Part of the charm of Hail the Conquering Hero is Truesmith as played by Eddie Bracken. Not much to look at, kinda dumpy with a nose that follows the slope of his fore-head without benefit of eyebrow ridges, Bracken has the same voice and manner of Mickey Rooney, a ferocity of energy and a quick way of delivering lines with maximum inflection. That he spends the entire movie frustrated, bitter and cynical doesn't lessen his appeal one jot, which is, frankly, amazing—it's something even James Stewart couldn't pull off in The Philadelphia Story (despite winning the Oscar for it).

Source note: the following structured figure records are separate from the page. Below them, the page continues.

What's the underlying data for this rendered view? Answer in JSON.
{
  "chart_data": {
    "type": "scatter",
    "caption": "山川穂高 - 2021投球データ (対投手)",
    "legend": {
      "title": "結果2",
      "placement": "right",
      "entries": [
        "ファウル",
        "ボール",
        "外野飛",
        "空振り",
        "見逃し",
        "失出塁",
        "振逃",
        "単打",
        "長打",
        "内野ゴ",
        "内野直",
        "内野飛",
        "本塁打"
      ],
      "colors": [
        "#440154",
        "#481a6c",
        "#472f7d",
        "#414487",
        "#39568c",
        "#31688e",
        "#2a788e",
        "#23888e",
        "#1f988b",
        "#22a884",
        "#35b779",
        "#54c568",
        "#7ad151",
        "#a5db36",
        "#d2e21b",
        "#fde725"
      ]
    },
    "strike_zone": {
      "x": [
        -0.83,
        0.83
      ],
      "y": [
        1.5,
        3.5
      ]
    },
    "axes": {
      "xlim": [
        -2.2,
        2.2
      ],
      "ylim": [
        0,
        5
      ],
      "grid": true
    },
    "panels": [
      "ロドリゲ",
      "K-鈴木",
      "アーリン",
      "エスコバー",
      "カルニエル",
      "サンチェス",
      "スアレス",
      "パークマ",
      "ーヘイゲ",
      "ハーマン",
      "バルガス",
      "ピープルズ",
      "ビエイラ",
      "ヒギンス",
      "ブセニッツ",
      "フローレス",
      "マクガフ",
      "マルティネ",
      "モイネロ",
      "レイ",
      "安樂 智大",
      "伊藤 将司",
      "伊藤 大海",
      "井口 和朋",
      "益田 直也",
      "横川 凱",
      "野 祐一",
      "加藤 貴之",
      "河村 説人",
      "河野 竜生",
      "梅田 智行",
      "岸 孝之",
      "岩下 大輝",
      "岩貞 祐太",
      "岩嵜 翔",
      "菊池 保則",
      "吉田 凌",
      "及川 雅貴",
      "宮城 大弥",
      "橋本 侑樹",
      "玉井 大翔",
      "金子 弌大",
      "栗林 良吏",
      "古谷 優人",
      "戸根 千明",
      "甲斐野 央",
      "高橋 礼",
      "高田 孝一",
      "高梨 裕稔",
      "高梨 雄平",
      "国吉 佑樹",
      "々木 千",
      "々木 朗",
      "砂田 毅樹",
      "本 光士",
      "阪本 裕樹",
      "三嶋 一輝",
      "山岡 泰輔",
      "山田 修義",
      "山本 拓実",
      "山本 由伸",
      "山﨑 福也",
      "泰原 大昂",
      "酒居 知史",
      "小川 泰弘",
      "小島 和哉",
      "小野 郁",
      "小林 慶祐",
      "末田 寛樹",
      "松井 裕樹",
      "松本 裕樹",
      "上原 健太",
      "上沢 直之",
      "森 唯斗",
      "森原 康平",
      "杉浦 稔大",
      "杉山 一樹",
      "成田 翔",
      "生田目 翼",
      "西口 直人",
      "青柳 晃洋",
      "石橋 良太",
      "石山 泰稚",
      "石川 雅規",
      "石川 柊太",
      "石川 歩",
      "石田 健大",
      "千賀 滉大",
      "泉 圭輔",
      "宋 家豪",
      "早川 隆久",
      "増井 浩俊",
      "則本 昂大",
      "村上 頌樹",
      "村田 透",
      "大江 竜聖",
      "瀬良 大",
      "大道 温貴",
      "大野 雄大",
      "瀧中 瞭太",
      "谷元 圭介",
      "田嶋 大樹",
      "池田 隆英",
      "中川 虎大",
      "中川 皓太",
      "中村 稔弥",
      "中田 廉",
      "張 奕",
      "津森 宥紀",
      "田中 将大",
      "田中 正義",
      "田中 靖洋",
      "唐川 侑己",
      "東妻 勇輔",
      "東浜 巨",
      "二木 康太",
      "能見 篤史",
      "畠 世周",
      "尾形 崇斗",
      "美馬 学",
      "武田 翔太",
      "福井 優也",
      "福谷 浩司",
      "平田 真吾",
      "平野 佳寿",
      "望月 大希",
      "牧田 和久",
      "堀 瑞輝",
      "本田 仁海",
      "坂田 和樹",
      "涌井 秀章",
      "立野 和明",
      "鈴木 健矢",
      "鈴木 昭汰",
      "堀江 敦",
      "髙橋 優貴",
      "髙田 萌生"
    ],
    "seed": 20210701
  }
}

Hail, the Conquering Hero has a couple Pacific Northwest connections: the ingenue is played by Ella Raines, who was born in the little town of Snoqualmie Falls, Washington, and is something of a noir icon for her titular role in "Phantom Lady"; and one of the Marines is played by a mug with a mushed-in face named Freddie Steele.
 
Steele was a professional middleweight boxer in the Pacific Northwest with an astounding record of wins-losses and draws of 125-5-11. Noted for his pile-driver punches, he was known as "The Tacoma Assassin," before a punch broke his breast-bone (ouch!) and he gave up the ring for the movies. He ran a legendary restaurant in Westport for many years, and his role as the one Marine who thinks that Trueblood may not deserve the false-god praise he gets is the most satisfying of the emotional through-lines in Hail, the Conquering Hero.